Overparameterized neural networks (NNs) are observed to generalize well even when trained to perfectly fit noisy data. This phenomenon motivated a large body of work on "benign overfitting", where interpolating predictors achieve near-optimal performance. Recently, it was conjectured and empirically observed that the behavior of NNs is often better described as "tempered overfitting", where the performance is non-optimal yet also non-trivial, and degrades as a function of the noise level. However, a theoretical justification of this claim for non-linear NNs has been lacking so far. In this work, we provide several results that aim at bridging these complementing views. We study a simple classification setting with 2-layer ReLU NNs, and prove that under various assumptions, the type of overfitting transitions from tempered in the extreme case of one-dimensional data, to benign in high dimensions. Thus, we show that the input dimension has a crucial role on the type of overfitting in this setting, which we also validate empirically for intermediate dimensions. Overall, our results shed light on the intricate connections between the dimension, sample size, architecture and training algorithm on the one hand, and the type of resulting overfitting on the other hand.

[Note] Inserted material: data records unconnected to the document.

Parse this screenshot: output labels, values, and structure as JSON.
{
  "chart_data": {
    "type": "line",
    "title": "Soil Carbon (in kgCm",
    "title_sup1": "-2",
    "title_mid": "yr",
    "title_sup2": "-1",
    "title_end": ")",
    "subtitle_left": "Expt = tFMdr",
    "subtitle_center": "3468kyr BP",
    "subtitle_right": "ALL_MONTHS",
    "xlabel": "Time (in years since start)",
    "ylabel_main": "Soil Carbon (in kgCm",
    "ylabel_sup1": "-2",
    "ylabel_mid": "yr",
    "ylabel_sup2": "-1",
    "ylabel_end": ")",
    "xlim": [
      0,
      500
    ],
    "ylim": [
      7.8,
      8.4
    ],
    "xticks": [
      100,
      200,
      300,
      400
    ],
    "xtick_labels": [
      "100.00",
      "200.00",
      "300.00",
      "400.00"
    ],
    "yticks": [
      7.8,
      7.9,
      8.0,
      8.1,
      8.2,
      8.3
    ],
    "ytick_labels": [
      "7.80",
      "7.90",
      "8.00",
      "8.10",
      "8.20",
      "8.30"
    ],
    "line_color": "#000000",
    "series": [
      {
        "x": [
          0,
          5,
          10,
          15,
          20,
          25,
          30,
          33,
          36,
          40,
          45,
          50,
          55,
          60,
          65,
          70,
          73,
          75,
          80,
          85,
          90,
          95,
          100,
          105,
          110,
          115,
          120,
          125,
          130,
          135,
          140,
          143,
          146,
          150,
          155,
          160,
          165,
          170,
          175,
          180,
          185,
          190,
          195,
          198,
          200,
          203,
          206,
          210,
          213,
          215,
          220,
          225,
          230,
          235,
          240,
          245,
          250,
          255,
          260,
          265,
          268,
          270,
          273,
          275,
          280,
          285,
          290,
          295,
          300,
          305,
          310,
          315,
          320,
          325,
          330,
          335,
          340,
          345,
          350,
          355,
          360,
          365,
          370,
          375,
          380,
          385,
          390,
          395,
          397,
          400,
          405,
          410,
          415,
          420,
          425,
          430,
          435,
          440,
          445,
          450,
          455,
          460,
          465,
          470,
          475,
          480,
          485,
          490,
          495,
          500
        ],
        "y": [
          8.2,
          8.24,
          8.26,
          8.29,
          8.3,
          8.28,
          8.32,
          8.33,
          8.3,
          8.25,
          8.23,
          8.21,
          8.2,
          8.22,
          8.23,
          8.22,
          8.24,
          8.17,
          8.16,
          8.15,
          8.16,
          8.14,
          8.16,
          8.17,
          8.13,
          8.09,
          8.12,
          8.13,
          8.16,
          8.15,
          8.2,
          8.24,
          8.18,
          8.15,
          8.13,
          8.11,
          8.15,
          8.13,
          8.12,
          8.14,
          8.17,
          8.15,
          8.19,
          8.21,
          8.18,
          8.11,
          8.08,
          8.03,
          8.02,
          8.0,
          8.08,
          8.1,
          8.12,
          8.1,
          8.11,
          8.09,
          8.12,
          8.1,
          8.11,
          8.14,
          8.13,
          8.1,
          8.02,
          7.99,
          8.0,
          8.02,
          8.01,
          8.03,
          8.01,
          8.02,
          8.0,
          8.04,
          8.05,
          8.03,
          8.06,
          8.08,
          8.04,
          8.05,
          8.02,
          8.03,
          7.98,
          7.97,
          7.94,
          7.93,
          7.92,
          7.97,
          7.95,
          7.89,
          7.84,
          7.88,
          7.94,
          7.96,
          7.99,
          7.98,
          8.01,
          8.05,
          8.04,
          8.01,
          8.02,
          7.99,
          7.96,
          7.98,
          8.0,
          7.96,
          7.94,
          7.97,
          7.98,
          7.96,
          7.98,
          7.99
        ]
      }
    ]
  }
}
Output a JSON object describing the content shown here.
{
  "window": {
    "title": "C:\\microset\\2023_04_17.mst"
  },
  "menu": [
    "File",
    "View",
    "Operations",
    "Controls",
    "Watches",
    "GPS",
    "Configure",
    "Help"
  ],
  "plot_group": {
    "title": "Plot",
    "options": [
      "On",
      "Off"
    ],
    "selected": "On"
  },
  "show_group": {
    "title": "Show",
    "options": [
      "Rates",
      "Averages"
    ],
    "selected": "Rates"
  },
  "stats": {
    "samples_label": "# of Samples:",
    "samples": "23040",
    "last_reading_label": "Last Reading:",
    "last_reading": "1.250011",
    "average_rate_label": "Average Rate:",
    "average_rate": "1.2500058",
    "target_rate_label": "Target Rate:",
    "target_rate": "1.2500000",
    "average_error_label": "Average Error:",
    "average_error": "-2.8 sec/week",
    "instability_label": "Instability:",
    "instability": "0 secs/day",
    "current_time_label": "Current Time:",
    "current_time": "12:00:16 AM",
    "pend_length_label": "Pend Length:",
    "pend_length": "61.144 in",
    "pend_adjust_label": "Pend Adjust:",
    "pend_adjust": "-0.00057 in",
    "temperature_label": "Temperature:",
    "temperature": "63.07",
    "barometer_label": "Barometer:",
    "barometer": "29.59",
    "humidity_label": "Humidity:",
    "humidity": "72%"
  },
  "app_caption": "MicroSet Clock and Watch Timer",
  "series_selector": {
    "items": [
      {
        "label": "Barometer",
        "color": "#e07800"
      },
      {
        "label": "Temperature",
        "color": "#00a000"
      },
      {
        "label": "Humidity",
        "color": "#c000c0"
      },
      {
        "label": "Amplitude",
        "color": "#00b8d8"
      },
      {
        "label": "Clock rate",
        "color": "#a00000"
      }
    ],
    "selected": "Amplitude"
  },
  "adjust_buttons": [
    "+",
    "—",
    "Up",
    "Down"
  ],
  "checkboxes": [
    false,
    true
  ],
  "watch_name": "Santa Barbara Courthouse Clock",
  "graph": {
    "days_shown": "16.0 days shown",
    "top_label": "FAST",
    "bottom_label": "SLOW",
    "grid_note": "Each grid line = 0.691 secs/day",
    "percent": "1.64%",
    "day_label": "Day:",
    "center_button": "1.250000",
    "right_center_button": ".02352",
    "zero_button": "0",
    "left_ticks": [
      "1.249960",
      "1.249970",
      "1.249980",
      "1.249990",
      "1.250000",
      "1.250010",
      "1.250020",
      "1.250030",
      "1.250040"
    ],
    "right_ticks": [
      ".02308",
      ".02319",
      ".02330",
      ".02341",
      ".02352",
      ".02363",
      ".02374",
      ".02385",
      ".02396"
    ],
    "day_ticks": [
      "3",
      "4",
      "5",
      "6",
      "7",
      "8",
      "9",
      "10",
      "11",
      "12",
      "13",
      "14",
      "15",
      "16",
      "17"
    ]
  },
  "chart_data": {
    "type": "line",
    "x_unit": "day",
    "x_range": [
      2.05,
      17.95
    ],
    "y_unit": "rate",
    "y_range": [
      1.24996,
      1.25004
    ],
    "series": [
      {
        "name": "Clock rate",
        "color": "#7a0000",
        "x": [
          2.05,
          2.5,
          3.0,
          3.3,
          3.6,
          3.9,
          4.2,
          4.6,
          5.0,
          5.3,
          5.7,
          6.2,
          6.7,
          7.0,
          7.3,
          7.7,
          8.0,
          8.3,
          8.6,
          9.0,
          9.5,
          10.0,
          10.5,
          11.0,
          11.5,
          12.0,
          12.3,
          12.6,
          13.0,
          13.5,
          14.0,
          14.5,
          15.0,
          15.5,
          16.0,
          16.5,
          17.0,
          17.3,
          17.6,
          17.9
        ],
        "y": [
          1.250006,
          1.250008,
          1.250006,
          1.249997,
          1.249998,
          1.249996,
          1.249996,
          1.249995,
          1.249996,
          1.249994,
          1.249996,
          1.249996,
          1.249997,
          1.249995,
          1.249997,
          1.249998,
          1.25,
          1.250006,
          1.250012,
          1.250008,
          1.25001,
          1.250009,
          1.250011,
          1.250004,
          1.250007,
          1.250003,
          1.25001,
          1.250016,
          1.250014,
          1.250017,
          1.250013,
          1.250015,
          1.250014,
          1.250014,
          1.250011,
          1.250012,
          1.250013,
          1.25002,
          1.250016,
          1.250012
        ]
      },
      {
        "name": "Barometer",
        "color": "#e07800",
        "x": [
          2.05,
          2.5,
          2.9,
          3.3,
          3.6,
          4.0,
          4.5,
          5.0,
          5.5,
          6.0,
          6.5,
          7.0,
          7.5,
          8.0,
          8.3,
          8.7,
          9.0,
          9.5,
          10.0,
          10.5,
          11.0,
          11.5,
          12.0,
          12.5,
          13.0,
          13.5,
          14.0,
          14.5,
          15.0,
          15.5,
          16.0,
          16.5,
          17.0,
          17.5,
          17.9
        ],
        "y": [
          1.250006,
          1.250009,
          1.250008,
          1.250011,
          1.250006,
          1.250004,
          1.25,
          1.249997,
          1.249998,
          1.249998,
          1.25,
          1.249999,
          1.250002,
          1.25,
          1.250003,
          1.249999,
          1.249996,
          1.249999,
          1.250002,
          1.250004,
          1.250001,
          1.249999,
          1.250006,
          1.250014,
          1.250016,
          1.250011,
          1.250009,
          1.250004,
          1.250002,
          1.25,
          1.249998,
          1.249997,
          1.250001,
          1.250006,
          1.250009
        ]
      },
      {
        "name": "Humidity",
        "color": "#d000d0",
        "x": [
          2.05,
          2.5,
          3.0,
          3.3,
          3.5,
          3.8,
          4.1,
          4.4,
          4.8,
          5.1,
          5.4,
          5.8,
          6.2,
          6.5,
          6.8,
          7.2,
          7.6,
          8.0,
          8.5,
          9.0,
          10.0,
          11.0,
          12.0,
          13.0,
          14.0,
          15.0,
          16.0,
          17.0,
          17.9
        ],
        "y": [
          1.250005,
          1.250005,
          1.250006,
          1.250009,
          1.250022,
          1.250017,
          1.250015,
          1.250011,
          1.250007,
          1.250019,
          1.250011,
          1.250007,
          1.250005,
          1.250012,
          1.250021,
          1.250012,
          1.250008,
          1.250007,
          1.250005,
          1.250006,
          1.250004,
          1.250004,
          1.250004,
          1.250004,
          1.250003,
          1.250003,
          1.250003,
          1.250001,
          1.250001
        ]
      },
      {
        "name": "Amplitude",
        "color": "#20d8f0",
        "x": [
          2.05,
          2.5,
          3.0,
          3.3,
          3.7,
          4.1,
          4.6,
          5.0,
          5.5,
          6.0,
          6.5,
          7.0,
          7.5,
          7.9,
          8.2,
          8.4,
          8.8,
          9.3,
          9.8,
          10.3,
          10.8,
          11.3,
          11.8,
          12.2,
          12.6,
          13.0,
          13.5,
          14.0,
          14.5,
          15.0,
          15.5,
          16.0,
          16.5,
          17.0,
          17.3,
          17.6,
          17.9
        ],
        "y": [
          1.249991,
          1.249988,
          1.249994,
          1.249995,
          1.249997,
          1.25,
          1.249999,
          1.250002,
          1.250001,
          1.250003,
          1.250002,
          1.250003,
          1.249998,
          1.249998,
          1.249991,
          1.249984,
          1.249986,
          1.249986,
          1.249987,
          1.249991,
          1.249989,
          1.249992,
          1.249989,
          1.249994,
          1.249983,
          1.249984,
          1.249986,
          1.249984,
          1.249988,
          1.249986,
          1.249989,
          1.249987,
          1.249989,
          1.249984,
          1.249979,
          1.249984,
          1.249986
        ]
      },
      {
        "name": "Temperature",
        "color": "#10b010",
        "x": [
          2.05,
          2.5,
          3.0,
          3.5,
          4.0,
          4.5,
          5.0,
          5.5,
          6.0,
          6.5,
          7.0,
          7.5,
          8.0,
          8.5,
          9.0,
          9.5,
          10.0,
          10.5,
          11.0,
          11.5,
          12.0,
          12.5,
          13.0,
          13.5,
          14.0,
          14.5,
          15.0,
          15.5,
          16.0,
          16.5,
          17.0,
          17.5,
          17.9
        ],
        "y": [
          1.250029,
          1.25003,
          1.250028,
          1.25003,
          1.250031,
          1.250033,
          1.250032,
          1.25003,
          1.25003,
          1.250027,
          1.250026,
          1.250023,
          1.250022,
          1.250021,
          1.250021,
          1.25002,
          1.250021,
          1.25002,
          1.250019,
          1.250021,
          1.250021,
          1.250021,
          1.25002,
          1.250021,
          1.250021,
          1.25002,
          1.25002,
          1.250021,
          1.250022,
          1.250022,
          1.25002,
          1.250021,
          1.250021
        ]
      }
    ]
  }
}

翻译：过参数化神经网络（NNs）即使在完美拟合含噪数据训练时，也能展现出良好的泛化能力。这一现象催生了大量关于"良性过拟合"的研究工作，其中插值预测器能够达到近最优性能。近期，有研究推测并通过实验观察到，神经网络的行为通常更适合用"适度过拟合"来描述——其性能虽非最优但也非平凡，且随噪声水平增加而退化。然而，目前对于非线性神经网络这一论断的理论证明仍然缺失。在本工作中，我们提出了若干旨在弥合这两种互补视角的研究成果。我们研究了包含两层ReLU神经网络的简单分类场景，并证明在各种假设条件下，过拟合类型会从极端一维数据情况下的适度过拟合，转变为高维数据下的良性过拟合。因此，我们揭示了输入维度在此设定中对过拟合类型的关键作用，并通过中间维度的实证研究进一步验证了这一发现。总体而言，我们的研究结果阐明了维度、样本量、网络架构及训练算法与最终过拟合类型之间错综复杂的关联关系。